As we move toward the end of the year, and a hope that travel restrictions will ease across the country, many readers have been asking about getting a vehicle prepared for a big trip away – so we felt it was a good time to review the build-up we did to a 70-Series Landcruiser dual cab.
We’re re-re-running the updates each Sunday during October, but we’ll end with a brand-new instalment.
Don’t forget to ask us questions along the way if you are looking at buying or building an adventure-capable machine!
While 4×4 utes need no introduction to the Australian automotive landscape these days, tastes are changing.
Once upon a time, the only guys who were fitting trays to their 4WDs were folks needing to shift hay bales and pallets around the place, and a simple flat bed of steel or timber was often the easiest and best solution.
That traditional tray wasn’t an overly complex bit of gear.
Thick steel bed, maybe some sides, a headboard, and a smattering of tie down points. It worked, and that’s all that mattered. But, the humble old tray has gone through a bit of a renaissance of late.
Custom-built trays are slowly becoming all the rage in the 4×4 scene. Thanks to some world-class designers, fabricators and manufacturers in Australia, 4WDers have a slew of options.
Outback Customs do some impressive stuff out of Caboolture, and Metalink have been building trays and canopies for years. However, as you’d know, the guys at Norweld really caught our eye here at CarAdvice.
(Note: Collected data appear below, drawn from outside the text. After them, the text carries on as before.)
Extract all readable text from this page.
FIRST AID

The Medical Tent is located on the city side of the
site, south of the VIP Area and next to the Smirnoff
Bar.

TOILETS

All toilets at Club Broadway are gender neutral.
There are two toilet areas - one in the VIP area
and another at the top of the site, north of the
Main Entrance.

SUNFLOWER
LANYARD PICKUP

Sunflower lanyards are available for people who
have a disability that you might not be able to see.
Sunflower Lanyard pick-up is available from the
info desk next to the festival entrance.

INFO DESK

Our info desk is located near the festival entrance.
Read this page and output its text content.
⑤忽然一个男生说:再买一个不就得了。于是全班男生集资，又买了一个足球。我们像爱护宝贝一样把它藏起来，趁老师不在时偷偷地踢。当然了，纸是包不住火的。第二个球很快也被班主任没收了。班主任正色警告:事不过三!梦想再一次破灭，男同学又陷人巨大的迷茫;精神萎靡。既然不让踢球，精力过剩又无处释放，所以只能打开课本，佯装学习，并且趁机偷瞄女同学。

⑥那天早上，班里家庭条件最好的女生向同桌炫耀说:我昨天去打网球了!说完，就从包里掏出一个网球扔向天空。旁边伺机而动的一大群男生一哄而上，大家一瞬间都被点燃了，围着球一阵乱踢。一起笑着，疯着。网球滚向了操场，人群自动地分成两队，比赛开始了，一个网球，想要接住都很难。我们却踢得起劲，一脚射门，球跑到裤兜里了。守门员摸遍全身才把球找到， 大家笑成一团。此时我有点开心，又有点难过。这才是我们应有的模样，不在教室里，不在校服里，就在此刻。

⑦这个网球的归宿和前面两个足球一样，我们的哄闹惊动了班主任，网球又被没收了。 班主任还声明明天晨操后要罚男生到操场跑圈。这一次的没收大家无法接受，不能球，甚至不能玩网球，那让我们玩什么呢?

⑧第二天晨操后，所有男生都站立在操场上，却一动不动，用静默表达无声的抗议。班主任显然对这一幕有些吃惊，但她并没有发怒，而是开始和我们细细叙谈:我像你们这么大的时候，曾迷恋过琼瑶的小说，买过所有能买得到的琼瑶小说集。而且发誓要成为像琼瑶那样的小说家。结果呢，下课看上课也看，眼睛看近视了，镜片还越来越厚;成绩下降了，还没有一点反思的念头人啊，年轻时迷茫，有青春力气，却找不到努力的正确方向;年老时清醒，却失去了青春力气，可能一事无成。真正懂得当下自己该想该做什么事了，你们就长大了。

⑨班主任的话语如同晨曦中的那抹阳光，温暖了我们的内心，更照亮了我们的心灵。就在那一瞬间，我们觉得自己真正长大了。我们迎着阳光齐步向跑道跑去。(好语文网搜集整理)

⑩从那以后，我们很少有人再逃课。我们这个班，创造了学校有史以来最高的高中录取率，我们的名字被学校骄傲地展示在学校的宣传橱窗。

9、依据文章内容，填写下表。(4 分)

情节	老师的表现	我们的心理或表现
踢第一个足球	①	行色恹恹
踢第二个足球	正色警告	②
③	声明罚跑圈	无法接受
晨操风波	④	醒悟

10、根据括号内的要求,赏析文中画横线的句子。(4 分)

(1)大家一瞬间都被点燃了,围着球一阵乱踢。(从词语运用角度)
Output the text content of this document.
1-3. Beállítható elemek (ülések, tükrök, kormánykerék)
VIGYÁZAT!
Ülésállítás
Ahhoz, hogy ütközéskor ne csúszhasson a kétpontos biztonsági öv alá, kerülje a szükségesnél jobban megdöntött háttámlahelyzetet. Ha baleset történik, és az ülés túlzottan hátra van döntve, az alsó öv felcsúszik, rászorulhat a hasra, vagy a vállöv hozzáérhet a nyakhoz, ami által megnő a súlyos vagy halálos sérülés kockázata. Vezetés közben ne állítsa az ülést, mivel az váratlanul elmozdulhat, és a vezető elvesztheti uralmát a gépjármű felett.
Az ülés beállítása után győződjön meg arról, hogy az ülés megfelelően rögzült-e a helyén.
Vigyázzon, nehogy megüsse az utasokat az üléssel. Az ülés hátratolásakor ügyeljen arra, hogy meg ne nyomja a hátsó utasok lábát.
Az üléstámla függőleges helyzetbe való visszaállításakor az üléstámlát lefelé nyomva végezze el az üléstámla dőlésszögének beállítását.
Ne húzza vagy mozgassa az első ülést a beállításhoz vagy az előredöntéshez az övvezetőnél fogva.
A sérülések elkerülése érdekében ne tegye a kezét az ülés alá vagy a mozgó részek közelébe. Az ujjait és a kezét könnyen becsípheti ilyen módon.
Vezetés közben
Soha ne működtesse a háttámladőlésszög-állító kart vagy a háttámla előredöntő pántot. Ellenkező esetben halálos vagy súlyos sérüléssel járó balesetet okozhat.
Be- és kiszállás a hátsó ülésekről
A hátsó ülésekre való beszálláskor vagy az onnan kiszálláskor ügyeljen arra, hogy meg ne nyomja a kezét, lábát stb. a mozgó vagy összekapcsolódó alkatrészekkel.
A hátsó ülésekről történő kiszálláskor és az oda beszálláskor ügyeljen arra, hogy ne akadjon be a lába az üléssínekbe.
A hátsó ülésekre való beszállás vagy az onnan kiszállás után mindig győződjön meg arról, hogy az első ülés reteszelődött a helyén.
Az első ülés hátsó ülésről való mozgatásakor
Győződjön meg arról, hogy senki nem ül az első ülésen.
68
The Norweld tray we have fitted to our LandCruiser is an impressive bit of gear, because it’s relatively lightweight, well made from durable materials, and has a lot of built-in storage. It’s only one part of the puzzle, however. Now, it’s time to add a canopy.
We’re back at Norweld in Sydney to get the canopy fitted up, something that slots on perfectly. We’ve got the Compact 3.5 model, which sits a bit shorter in terms of height and length. The spare wheels are rear-mounted, but rest on the tray instead of being suspended off the back of the canopy.
This is greatly beneficial for weight distribution, and how all of these modifications impact the centre of gravity.
There’s lots of smart little details around this canopy. The rear ladder is simple and strong, and folds easily out of the way.
The roof rack can bolt off completely, and there is space for a big wing-style awning. And the attention to detail around the fabrication is impressive.
Inside, there is an Easy Slide drop slide to suit the Engel 80-litre fridge we’re planning on using, which improves access to the fridge. It’s a hefty bit of gear.
You’ve got a bit of a kitchen setup alongside that, which can soak up a lot of storage space and includes a handy table.
On the other (driver’s) side, it’s all about raw loading space. There’s a 100-Amp hour battery secured on this side, along with a Redarc 1000-Watt inverter. What’s that? In layman’s terms, it turns your vehicle’s 12-volt power supply into 240-volt power, just like a house plug.
All of that 12-volt power is supplied via a Redarc Manager 30 setup, which can handle 12-0volt, 240-volt and solar input to charge up your vehicle’s system.
There’s a smattering of different power outputs in the canopy, for plugging in and charging up your gear.
On top of the deluxe tray ($11,000), the canopy, as you see it here, has a base price of $11,800. No small amount of money, especially when you’re spending it on top of a new 4×4 purchase. In light of that, the canopy (and tray, for that matter), does impress you with its quality and attention to detail.
The simple fact that it’s made from 5083 aluminium, masterfully TIG welded by a team in Cairns, means it’s never going to be cheap.
The wiring package costs an additional $4500, which includes all of the Redarc gear and power outputs. The jacking system (which lets you drop the canopy off and return the ute back to a tray) is a $1200 option, as is the two-pak paint on the doors.
Total price for our canopy, including GST: $20,570.